Se nos ha enseñado frecuentemente a mirar a Dios como padre. Jesús, que llamaba a Dios Abba («querido Padre»), dijo a sus discípulos: «Orad de este modo: "Padre nuestro que estás en el cielo"» (Mt 6,9), indicando que tenemos una relación similar con Dios. Muchos se han sentido alentados por esta imagen de Dios como padre o madre y, como consecuencia de su uso, han logrado llegar a un amor de Dios que les resultaba imposible cuando Dios les parecía intimidante. Normalmente, sin embargo, cuando predicadores y maestros hablan de Dios como padre o madre, suscitan imágenes de un niño pequeño con su padre o su madre: «Dios nos tiene en su brazos como una madre a su hijo». «Dios quiere consolarnos y confortarnos como un padre acaricia a su hijo». «Dios recibe a los pecadores como un padre o una madre reciben a un hijo díscolo». «Dios nos castiga como un buen padre lo hace para nuestro bien»... A veces, naturalmente, estas imágenes son apropiadas para una persona adulta. Pero ¿cómo reacciona a esas imágenes un padre de 45 años de edad, que trabaja a tiempo completo y tiene hijos pequeños? ¿Cómo reaccionas tú?

Propongo que la relación entre un hijo adulto y su padre o madre refleja mejor la relación que Dios desea tener con nosotros, adultos. Pensemos por un momento en la relación entre una persona adulta y sus padres. A medida que, en la edad adulta, maduramos, nos hacemos como iguales con nuestros padres. Por supuesto, siempre serán nuestros padres; siempre serán «mamá» o «papá», y continuaremos considerándoles con una especie de reverencia, porque les debemos habernos engendrado y educado. Pero, con la excepción de circunstancias muy especiales, no esperamos que nos tomen en sus brazos.

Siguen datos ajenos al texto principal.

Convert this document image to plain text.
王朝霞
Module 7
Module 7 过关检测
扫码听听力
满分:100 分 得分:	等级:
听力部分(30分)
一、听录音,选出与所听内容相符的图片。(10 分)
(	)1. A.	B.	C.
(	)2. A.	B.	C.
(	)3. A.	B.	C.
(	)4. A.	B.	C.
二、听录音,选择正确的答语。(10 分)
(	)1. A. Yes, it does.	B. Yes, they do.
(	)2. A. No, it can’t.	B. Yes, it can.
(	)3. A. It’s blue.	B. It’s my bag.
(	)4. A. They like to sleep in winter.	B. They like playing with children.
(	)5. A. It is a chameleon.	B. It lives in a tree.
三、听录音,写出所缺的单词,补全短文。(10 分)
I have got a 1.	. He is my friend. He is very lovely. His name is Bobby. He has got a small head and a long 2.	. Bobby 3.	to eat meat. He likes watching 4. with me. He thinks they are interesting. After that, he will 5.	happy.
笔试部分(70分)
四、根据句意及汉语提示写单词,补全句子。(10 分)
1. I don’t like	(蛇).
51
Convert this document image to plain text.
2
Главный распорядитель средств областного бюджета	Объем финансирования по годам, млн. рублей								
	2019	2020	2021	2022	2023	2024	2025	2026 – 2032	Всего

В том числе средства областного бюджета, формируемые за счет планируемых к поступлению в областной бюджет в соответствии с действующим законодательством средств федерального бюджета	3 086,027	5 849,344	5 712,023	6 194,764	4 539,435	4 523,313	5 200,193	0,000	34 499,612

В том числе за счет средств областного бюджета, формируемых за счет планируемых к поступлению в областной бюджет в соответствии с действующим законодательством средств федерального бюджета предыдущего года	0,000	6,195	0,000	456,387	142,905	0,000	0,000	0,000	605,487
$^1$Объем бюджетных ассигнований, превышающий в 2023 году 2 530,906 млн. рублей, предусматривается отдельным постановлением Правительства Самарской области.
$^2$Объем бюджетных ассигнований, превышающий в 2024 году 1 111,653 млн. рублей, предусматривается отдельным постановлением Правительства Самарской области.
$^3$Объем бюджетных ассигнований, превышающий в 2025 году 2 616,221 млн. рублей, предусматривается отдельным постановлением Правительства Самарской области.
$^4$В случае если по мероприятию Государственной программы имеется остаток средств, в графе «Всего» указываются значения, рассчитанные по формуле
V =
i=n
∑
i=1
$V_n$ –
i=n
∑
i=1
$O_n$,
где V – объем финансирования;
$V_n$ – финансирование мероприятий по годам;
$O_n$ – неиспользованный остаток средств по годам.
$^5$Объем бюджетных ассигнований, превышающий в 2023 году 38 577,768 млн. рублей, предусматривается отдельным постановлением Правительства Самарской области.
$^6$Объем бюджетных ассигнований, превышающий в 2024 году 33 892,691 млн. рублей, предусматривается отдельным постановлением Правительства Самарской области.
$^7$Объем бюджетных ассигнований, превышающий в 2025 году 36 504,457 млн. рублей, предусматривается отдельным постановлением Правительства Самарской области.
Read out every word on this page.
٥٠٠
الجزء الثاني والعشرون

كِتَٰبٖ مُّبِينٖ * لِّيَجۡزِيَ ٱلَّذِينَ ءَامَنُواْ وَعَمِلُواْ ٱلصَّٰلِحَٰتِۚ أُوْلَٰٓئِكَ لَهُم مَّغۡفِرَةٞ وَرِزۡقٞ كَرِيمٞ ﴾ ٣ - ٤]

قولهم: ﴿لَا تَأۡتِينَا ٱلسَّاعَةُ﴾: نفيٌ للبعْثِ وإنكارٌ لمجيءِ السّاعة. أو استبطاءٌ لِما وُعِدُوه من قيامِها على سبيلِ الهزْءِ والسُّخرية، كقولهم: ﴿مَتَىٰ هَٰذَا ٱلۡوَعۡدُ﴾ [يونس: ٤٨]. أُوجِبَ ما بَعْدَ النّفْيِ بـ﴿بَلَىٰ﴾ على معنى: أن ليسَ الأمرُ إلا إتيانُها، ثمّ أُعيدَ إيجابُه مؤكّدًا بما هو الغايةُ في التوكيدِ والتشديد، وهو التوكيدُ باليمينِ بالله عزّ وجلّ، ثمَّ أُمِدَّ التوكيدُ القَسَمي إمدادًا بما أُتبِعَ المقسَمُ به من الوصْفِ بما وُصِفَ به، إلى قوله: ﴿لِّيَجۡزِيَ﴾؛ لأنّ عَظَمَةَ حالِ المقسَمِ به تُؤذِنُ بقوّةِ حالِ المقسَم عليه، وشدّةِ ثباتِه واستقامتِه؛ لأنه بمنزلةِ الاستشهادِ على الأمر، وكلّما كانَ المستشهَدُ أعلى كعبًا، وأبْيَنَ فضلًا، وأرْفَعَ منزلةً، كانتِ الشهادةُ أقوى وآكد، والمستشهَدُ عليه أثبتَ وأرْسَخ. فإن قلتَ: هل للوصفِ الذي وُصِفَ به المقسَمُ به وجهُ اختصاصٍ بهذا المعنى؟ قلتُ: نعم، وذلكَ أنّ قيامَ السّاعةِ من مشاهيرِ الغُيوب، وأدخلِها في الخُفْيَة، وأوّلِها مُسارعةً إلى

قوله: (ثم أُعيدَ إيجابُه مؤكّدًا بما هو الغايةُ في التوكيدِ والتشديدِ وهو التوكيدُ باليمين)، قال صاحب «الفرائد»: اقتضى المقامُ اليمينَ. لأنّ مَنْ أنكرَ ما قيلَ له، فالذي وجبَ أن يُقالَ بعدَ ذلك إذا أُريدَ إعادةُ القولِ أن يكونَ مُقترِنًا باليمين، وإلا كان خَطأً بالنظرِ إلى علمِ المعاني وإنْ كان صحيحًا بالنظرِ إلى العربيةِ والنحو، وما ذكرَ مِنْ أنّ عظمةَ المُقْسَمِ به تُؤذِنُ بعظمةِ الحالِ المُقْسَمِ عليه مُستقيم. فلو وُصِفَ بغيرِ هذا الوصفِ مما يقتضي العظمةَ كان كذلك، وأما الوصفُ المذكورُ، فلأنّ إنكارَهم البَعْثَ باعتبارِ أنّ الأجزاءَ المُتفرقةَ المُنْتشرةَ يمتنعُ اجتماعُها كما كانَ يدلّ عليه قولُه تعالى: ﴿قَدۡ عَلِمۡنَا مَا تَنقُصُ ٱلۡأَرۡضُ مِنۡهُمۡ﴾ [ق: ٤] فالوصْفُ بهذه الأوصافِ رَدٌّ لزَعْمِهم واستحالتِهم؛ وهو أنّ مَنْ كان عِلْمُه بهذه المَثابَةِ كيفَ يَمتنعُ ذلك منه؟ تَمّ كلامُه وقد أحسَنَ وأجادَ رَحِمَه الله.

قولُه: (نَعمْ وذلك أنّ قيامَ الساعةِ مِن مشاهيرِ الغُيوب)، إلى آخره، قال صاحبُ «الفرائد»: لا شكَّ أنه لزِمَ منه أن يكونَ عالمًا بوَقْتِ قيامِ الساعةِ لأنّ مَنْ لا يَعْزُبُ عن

Ni tampoco esperamos que nos digan qué hacer con nuestras vidas, aunque algunos padres no parecen renunciar nunca al deseo de decirles a sus hijos lo que tienen que hacer. Más bien, nos hacemos como iguales a ellos al desempeñar el mismo papel de adultos que ellos han ejercido. Ahora que sabemos lo que la edad adulta conlleva, crece nuestra simpatía hacia ellos, porque caemos en la cuenta de lo que para ellos supuso ganarse la vida y educarnos en nuestra infancia y, sobre todo, en nuestra juventud. Podemos encontrarnos en situación de tratarlos como buenos amigos, confiando en ellos sin esperar que carguen sobre sus hombros con el peso de situaciones que, sabemos, sólo nos incumben a nosotros.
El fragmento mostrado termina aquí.